For plotting the predicted tokens and using the probabilities as coordiates, we create the following function

def plot_intersection(tokens1, probs1, label1, tokens2, probs2, label2, title):
    intersection = list(set(tokens1).intersection(tokens2))
    indicies1 = [tokens1.index(token) for token in intersection]
    indicies2 = [tokens2.index(token) for token in intersection]
    df = pd.DataFrame.from_dict({
        'token': intersection,
        'X': [probs1[index] for index in indicies1],
        'Y': [probs2[index] for index in indicies2]
        })
    fig = px.scatter(df, x="X", y="Y", text="token", log_x=True, log_y=True, size_max=60,
                 labels=dict(X=label1, Y=label2)
                 )
    fig.update_traces(textposition='top center')
    fig.update_layout(height=800, title_text=title)
    fig.show()

Let's define a sentence and try to see how the language model top prediction changes based on the location for New York vs Texas

tokens1, probs1 = top_words(f"in New York, they like to buy {tokenizer.mask_token}.", 200)
tokens2, probs2 = top_words(f"in Texas, they like to buy {tokenizer.mask_token}.", 200)
label1 = "New York"
label2 = 'Texas'
title = 'Likelihood per token: New York vs Texas'
plot_intersection(tokens1, probs1, label1, tokens2, probs2, label2, title)

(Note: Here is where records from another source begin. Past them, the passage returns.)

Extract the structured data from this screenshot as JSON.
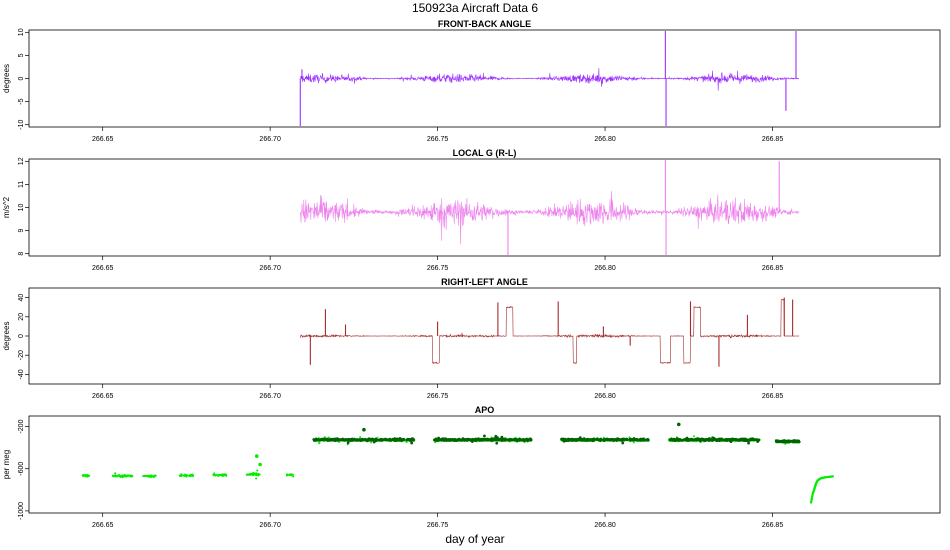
{
  "figure": {
    "title": "150923a   Aircraft Data 6",
    "xlabel": "day of year"
  },
  "chart_data": [
    {
      "type": "line",
      "title": "FRONT-BACK ANGLE",
      "ylabel": "degrees",
      "xlim": [
        266.628,
        266.9
      ],
      "ylim": [
        -10.5,
        10.5
      ],
      "xticks": [
        "266.65",
        "266.70",
        "266.75",
        "266.80",
        "266.85"
      ],
      "yticks": [
        "-10",
        "-5",
        "0",
        "5",
        "10"
      ],
      "color": "#9b30ff",
      "series": [
        {
          "x_range": [
            266.709,
            266.858
          ],
          "baseline": 0,
          "amplitude": 1.5,
          "spikes": [
            {
              "x": 266.709,
              "y": -10.5
            },
            {
              "x": 266.7095,
              "y": 2
            },
            {
              "x": 266.818,
              "y": 10.5
            },
            {
              "x": 266.8182,
              "y": -10.5
            },
            {
              "x": 266.854,
              "y": -7
            },
            {
              "x": 266.857,
              "y": 10.5
            }
          ]
        }
      ]
    },
    {
      "type": "line",
      "title": "LOCAL G (R-L)",
      "ylabel": "m/s^2",
      "xlim": [
        266.628,
        266.9
      ],
      "ylim": [
        7.9,
        12.1
      ],
      "xticks": [
        "266.65",
        "266.70",
        "266.75",
        "266.80",
        "266.85"
      ],
      "yticks": [
        "8",
        "9",
        "10",
        "11",
        "12"
      ],
      "color": "#ee82ee",
      "series": [
        {
          "x_range": [
            266.709,
            266.858
          ],
          "baseline": 9.8,
          "amplitude": 0.9,
          "spikes": [
            {
              "x": 266.771,
              "y": 7.9
            },
            {
              "x": 266.818,
              "y": 12.1
            },
            {
              "x": 266.8182,
              "y": 7.9
            },
            {
              "x": 266.852,
              "y": 12
            }
          ]
        }
      ]
    },
    {
      "type": "line",
      "title": "RIGHT-LEFT ANGLE",
      "ylabel": "degrees",
      "xlim": [
        266.628,
        266.9
      ],
      "ylim": [
        -50,
        50
      ],
      "xticks": [
        "266.65",
        "266.70",
        "266.75",
        "266.80",
        "266.85"
      ],
      "yticks": [
        "-40",
        "-20",
        "0",
        "20",
        "40"
      ],
      "color": "#a52a2a",
      "series": [
        {
          "x_range": [
            266.709,
            266.858
          ],
          "baseline": 0,
          "amplitude": 2,
          "segments": [
            {
              "x0": 266.7705,
              "x1": 266.7725,
              "y": 30
            },
            {
              "x0": 266.8265,
              "x1": 266.8285,
              "y": 30
            },
            {
              "x0": 266.8525,
              "x1": 266.8535,
              "y": 38
            },
            {
              "x0": 266.8165,
              "x1": 266.8195,
              "y": -28
            },
            {
              "x0": 266.7485,
              "x1": 266.7505,
              "y": -28
            },
            {
              "x0": 266.7905,
              "x1": 266.7915,
              "y": -28
            },
            {
              "x0": 266.8235,
              "x1": 266.8255,
              "y": -28
            }
          ],
          "spikes": [
            {
              "x": 266.712,
              "y": -30
            },
            {
              "x": 266.7165,
              "y": 28
            },
            {
              "x": 266.7225,
              "y": 12
            },
            {
              "x": 266.75,
              "y": 15
            },
            {
              "x": 266.768,
              "y": 35
            },
            {
              "x": 266.786,
              "y": 36
            },
            {
              "x": 266.7995,
              "y": 10
            },
            {
              "x": 266.8075,
              "y": -10
            },
            {
              "x": 266.8255,
              "y": 36
            },
            {
              "x": 266.834,
              "y": -32
            },
            {
              "x": 266.8425,
              "y": 22
            },
            {
              "x": 266.8535,
              "y": 40
            },
            {
              "x": 266.856,
              "y": 38
            }
          ]
        }
      ]
    },
    {
      "type": "scatter",
      "title": "APO",
      "ylabel": "per meg",
      "xlim": [
        266.628,
        266.9
      ],
      "ylim": [
        -1020,
        -100
      ],
      "xticks": [
        "266.65",
        "266.70",
        "266.75",
        "266.80",
        "266.85"
      ],
      "yticks": [
        "-1000",
        "-600",
        "-200"
      ],
      "series": [
        {
          "name": "",
          "color": "#00ee00",
          "clusters": [
            {
              "x0": 266.644,
              "x1": 266.646,
              "y": -665
            },
            {
              "x0": 266.653,
              "x1": 266.659,
              "y": -668
            },
            {
              "x0": 266.662,
              "x1": 266.666,
              "y": -670
            },
            {
              "x0": 266.673,
              "x1": 266.677,
              "y": -664
            },
            {
              "x0": 266.683,
              "x1": 266.687,
              "y": -660
            },
            {
              "x0": 266.693,
              "x1": 266.697,
              "y": -655
            },
            {
              "x0": 266.705,
              "x1": 266.707,
              "y": -658
            },
            {
              "x0": 266.713,
              "x1": 266.743,
              "y": -330
            },
            {
              "x0": 266.749,
              "x1": 266.778,
              "y": -330
            },
            {
              "x0": 266.787,
              "x1": 266.813,
              "y": -330
            },
            {
              "x0": 266.819,
              "x1": 266.846,
              "y": -330
            },
            {
              "x0": 266.851,
              "x1": 266.858,
              "y": -345
            }
          ],
          "curve": [
            {
              "x": 266.8615,
              "y": -920
            },
            {
              "x": 266.862,
              "y": -840
            },
            {
              "x": 266.8625,
              "y": -790
            },
            {
              "x": 266.863,
              "y": -740
            },
            {
              "x": 266.8635,
              "y": -710
            },
            {
              "x": 266.8645,
              "y": -690
            },
            {
              "x": 266.866,
              "y": -680
            },
            {
              "x": 266.868,
              "y": -673
            }
          ],
          "spikes": [
            {
              "x": 266.696,
              "y": -480
            },
            {
              "x": 266.697,
              "y": -560
            }
          ]
        },
        {
          "name": "",
          "color": "#006400",
          "clusters": [
            {
              "x0": 266.713,
              "x1": 266.743,
              "y": -325
            },
            {
              "x0": 266.749,
              "x1": 266.778,
              "y": -325
            },
            {
              "x0": 266.787,
              "x1": 266.813,
              "y": -325
            },
            {
              "x0": 266.819,
              "x1": 266.846,
              "y": -325
            },
            {
              "x0": 266.851,
              "x1": 266.858,
              "y": -340
            }
          ],
          "spikes": [
            {
              "x": 266.728,
              "y": -230
            },
            {
              "x": 266.822,
              "y": -180
            }
          ]
        }
      ]
    }
  ]
}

You can see the bias for books, clothes which seem to be predicted more for New Yorkers, while buying cattle have higher likelihood for people in Texas.

Let's try another set of locations: Londeners vs Algerois

tokens1, probs1 = top_words(f"in London, they like to buy {tokenizer.mask_token}.", 200)
tokens2, probs2 = top_words(f"in Algiers, they like to buy {tokenizer.mask_token}.", 200)
label1 = 'London'
label2 = 'Algiers'
title = 'Likelihood per token: London vs Algiers'
plot_intersection(tokens1, probs1, label1, tokens2, probs2, label2, title)

Seems that people in London tend to buy way more books than those in Algiers

Now, lets try something with gender difference

tokens1, probs1 = top_words(f"Lauren was born in the year of {tokenizer.mask_token}.", 200)
tokens2, probs2 = top_words(f"Elsie was born in the year of {tokenizer.mask_token}.", 200)
label1 = 'Lauren'
label2 = 'Elsie'
title = 'Likelihood per token: Lauren vs Elsie'
plot_intersection(tokens1, probs1, label1, tokens2, probs2, label2, title)
tokens1, probs1 = top_words(f"Jane worked as a {tokenizer.mask_token}.", 200)
tokens2, probs2 = top_words(f"Jim worked as a {tokenizer.mask_token}.", 200)
label1 = 'Jane'
label2 = 'Jim'
title = 'Likelihood per token: Jane vs Jim'
plot_intersection(tokens1, probs1, label1, tokens2, probs2, label2, title)

It is funny how lot of those top predictions does not even make sense, but still the model predicted maid for Jane vs salesman for Jim.

tokens1, probs1 = top_words(f"The doctor performed CPR even though {tokenizer.mask_token} knew it was too late.", 200)
tokens2, probs2 = top_words(f"The nurse performed CPR even though {tokenizer.mask_token} knew it was too late.", 200)
label1 = 'Doctor'
label2 = 'Nurse'
title = 'Likelihood per token: Doctor vs Nurse'
plot_intersection(tokens1, probs1, label1, tokens2, probs2, label2, title)

Here while most predictions have low likelihood for both, still he seems to be highly associated with doctor and she is highly associated with nurse.